We have taken advantage of object oriented programming to separate the code into objects. By dividing the code up into objects, we are able to keep the code in compartments that operate independently of each other. Each of these objects has a specific task that it performs. For example, the object called GenomicFileIO reads files containing the genomic sequence and several EST sequences. It then loads these sequences into individual strings. GenomicFileIO will later have additional functionality to send the results to a separate file. Another object we have implemented is called DNAHash. It takes a particular 11-mer and indexes it into an array that is 4^11 long. This allows us to search for 11-mers in constant time.

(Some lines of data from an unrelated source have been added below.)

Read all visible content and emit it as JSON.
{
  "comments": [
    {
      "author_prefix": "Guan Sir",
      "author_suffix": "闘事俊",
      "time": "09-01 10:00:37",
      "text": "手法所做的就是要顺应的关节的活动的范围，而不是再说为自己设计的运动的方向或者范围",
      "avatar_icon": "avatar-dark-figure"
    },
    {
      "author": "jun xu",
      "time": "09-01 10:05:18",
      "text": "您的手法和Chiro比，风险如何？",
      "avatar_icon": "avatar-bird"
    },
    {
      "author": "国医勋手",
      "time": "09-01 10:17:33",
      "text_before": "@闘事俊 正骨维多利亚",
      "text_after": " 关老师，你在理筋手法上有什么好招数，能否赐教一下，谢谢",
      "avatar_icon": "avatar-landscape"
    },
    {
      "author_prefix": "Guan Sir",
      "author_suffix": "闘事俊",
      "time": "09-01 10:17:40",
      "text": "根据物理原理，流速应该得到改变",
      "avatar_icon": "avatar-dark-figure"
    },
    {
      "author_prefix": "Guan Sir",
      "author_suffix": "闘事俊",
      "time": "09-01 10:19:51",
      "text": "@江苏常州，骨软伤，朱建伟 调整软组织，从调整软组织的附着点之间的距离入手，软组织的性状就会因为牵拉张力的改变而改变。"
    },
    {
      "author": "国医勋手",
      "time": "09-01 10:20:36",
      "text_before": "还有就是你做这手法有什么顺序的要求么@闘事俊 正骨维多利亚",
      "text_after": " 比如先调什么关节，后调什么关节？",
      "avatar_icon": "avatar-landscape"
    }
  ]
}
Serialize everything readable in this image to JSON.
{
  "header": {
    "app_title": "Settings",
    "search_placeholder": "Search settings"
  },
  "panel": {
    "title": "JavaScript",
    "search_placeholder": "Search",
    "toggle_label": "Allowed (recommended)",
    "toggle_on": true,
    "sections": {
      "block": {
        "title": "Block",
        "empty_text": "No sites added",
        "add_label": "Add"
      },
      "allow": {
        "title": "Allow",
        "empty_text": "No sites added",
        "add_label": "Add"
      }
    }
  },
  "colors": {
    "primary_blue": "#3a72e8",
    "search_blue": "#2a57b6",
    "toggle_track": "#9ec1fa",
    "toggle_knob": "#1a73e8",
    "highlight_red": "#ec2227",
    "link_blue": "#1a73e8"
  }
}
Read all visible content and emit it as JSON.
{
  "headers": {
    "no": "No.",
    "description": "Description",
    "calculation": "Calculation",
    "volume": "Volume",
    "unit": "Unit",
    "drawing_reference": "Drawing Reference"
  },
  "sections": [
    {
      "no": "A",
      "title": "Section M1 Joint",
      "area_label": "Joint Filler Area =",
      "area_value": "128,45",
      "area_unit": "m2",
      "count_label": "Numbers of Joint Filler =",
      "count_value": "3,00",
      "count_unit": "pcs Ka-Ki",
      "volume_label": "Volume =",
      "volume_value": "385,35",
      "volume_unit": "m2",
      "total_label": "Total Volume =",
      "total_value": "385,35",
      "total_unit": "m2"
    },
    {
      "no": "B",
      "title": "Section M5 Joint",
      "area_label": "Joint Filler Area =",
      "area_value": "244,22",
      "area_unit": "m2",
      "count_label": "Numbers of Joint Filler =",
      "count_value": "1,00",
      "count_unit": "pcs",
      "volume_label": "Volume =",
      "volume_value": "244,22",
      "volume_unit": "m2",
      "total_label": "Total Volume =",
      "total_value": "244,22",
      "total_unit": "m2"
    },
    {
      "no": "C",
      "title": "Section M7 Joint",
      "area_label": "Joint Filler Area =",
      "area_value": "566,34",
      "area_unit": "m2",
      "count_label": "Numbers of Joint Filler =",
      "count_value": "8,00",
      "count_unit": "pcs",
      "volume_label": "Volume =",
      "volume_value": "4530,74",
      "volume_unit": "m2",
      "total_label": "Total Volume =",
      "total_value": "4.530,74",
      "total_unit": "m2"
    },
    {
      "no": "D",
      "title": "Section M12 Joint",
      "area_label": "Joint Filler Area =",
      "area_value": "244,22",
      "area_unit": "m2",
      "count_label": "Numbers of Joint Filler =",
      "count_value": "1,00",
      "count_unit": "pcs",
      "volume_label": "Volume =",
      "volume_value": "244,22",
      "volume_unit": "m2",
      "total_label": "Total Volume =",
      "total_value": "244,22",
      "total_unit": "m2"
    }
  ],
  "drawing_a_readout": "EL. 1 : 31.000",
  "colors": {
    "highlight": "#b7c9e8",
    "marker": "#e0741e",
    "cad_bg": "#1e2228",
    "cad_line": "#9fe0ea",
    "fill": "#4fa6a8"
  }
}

We then use another object that contains the functionality of the Smith-Waterman algorithm. Smith-Waterman is a dynamic programming algorithm that allows us to compare EST and Genomic DNA sequences. It finds the highest scoring matches and places them into a variable. Lastly, we have created an object called DNA, which can take the genetic code, and turn a DNA sequence into the protein that it codes for.

To date we have learned about various algorithms and data structures such as merge sort and binary trees. As an exercise, we implemented merge sort and demonstrated its efficiency over other sorting algorithms such as bubble sort. We have also taken advantage of various structures in the Standard Template Library, especially the vector and string classes.

We still have several important pieces of code that need to be implemented. We need to make an object that can compare the EST sequences to the Genomic sequence. Once we compare these lists, we can construct an object that can derive exon and intron lists and then process this list into the set of alternative splices.

We hope that our code will enable us to find examples of alternative splicing in human chromosome 21. Once we have done this we would like to identify many of the proteins that would be created due to alternative splicing in HC21. With that information, we would continue with a literature search and see which of these proteins are involved in disease states.

Our current development environment is Microsoft Visual C++ 6 on a personal computer. Already using toy data, our program takes several minutes to run. This suggests that we will need to migrate our code to a super computer once we are using real data.

Aside from the actual purpose of the code, we wish to expand our computational skills. Also we would like to become more familiar with scientific literature, with the medical sciences, and with biology as a whole. We are also trying to learn teamwork skills as we complete this project together.

Purves et. al. Life, The Science of Biology fifth edition, W.H. Freeman and Company, pg. 326, 1998.

M.S. Waterman. Efficient sequence alignment algorithms. Journal of Theoretical Biology, 108 : 333-337, 1984.

T.F. Smith and M.S. Waterman. Identification of coding regions in genomic DNA sequences: an application of dynamic programming and neural networks. Nucleic Acids Research, 21:607-613, 1993.

A.A. Mironov, J.W. Fickett, and M.S. Gelfand. Frequent alternative splicing of human genes. Genome Research, 9:1288-1293, 1999.